23: Statistics — MLE & MAP Estimation

📚 Նյութը

YouTube links in this section were auto-extracted. If you spot a mistake, please let me know!

Դասախոսություն

Գործնական

🏡 Տնային


1) Method of Moments (Lecture 5)

01 Gamma MoM

A machine produces parts whose lifetimes \(X_1, \ldots, X_n\) are modeled as \(\mathrm{Gamma}(\alpha, \beta)\) with density \[f(x \mid \alpha, \beta) = \frac{\beta^\alpha}{\Gamma(\alpha)} x^{\alpha-1} e^{-\beta x}, \quad x > 0.\] The population mean is \(\mathbb{E}[X] = \alpha/\beta\) and the population variance is \(\operatorname{Var}(X) = \alpha/\beta^2\).

    1. Set the first two population moments equal to their sample counterparts and solve for \(\hat{\alpha}_{\mathrm{MoM}}\) and \(\hat{\beta}_{\mathrm{MoM}}\) in terms of \(\bar{X}\) and \(S^2 = \frac{1}{n}\sum_{i=1}^{n}(X_i - \bar{X})^2\).
    1. You observe \(n = 100\) lifetimes with \(\bar{X} = 4.2\) and \(S^2 = 8.82\). Compute \(\hat{\alpha}\) and \(\hat{\beta}\).
    1. Can MoM ever give \(\hat{\alpha} < 0\) or \(\hat{\beta} < 0\)? Under what conditions? What does this tell us about a limitation of MoM?

02 MoM vs MLE for the Uniform

Let \(X_1, \ldots, X_n \overset{\text{i.i.d.}}{\sim} \mathrm{Uniform}(0, \theta)\) where \(\theta > 0\) is unknown.

    1. Compute the MoM estimator \(\hat{\theta}_{\mathrm{MoM}}\) using the first moment \(\mathbb{E}[X] = \theta/2\).
    1. Compute the MLE \(\hat{\theta}_{\mathrm{MLE}} = X_{(n)} = \max(X_1, \ldots, X_n)\). (Show this by writing the likelihood and arguing about where it is maximized.)
    1. Compute the MSE of both estimators.
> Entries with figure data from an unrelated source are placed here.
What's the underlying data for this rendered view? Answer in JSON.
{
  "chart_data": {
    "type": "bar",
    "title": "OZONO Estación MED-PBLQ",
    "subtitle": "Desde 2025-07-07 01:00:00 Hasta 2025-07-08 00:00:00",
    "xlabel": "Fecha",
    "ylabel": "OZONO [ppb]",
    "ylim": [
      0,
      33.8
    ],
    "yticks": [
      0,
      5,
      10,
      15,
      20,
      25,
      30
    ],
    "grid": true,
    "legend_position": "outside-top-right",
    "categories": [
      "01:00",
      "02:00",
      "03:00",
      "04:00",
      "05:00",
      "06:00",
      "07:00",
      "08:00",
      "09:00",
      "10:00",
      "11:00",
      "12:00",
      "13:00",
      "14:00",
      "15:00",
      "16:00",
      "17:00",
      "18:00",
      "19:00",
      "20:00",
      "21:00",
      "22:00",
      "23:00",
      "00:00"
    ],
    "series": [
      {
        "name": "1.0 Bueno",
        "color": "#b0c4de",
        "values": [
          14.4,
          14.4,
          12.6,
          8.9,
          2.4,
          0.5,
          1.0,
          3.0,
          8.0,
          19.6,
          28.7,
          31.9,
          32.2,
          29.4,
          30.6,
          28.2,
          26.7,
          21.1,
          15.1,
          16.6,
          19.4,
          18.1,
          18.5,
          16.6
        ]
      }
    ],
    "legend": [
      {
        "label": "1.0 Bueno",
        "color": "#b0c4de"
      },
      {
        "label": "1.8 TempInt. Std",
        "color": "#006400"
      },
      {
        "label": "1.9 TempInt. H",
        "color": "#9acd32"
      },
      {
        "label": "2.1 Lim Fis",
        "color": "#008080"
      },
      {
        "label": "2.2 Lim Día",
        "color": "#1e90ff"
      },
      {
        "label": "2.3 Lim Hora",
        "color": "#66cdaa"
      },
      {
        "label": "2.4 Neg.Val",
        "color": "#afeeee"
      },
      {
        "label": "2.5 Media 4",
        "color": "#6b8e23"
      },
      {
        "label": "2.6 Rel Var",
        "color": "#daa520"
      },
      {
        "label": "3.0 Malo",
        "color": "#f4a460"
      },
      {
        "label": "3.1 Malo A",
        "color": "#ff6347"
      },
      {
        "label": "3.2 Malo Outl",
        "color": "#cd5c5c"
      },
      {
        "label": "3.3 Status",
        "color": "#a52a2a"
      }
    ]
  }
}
You may use the facts that \(\mathbb{E}[X_{(n)}] = \frac{n}{n+1}\theta\) and \(\operatorname{Var}(X_{(n)}) = \frac{n\theta^2}{(n+1)^2(n+2)}\).
    1. Which estimator has smaller MSE? Does the answer surprise you, given that MLE is usually “optimal”?

Hint for (d): the Uniform is not in the exponential family, so the standard MLE optimality theorems (Cramér–Rao, asymptotic efficiency) do not apply here.


2) Maximum Likelihood Estimation (Lecture 5)

03 Geometric MLE & Efficiency

Let \(X_1, \ldots, X_n \overset{\text{i.i.d.}}{\sim} \mathrm{Geometric}(p)\) with PMF \(f(x \mid p) = (1-p)^{x-1}p\) for \(x = 1, 2, \ldots\)

    1. Write the log-likelihood \(\ell(p)\) and derive the MLE \(\hat{p}_{\mathrm{MLE}}\).
    1. Compute the Fisher information \(I(p)\) for one observation.
    1. Using the Cramér–Rao bound, what is the smallest possible variance for any unbiased estimator of \(p\)?
    1. Is \(\hat{p}_{\mathrm{MLE}}\) unbiased? Is it asymptotically efficient?

04 Normal MLE Meets MoM

Let \(X_1, \ldots, X_n \overset{\text{i.i.d.}}{\sim} N(\mu, \sigma^2)\) where both \(\mu\) and \(\sigma^2\) are unknown.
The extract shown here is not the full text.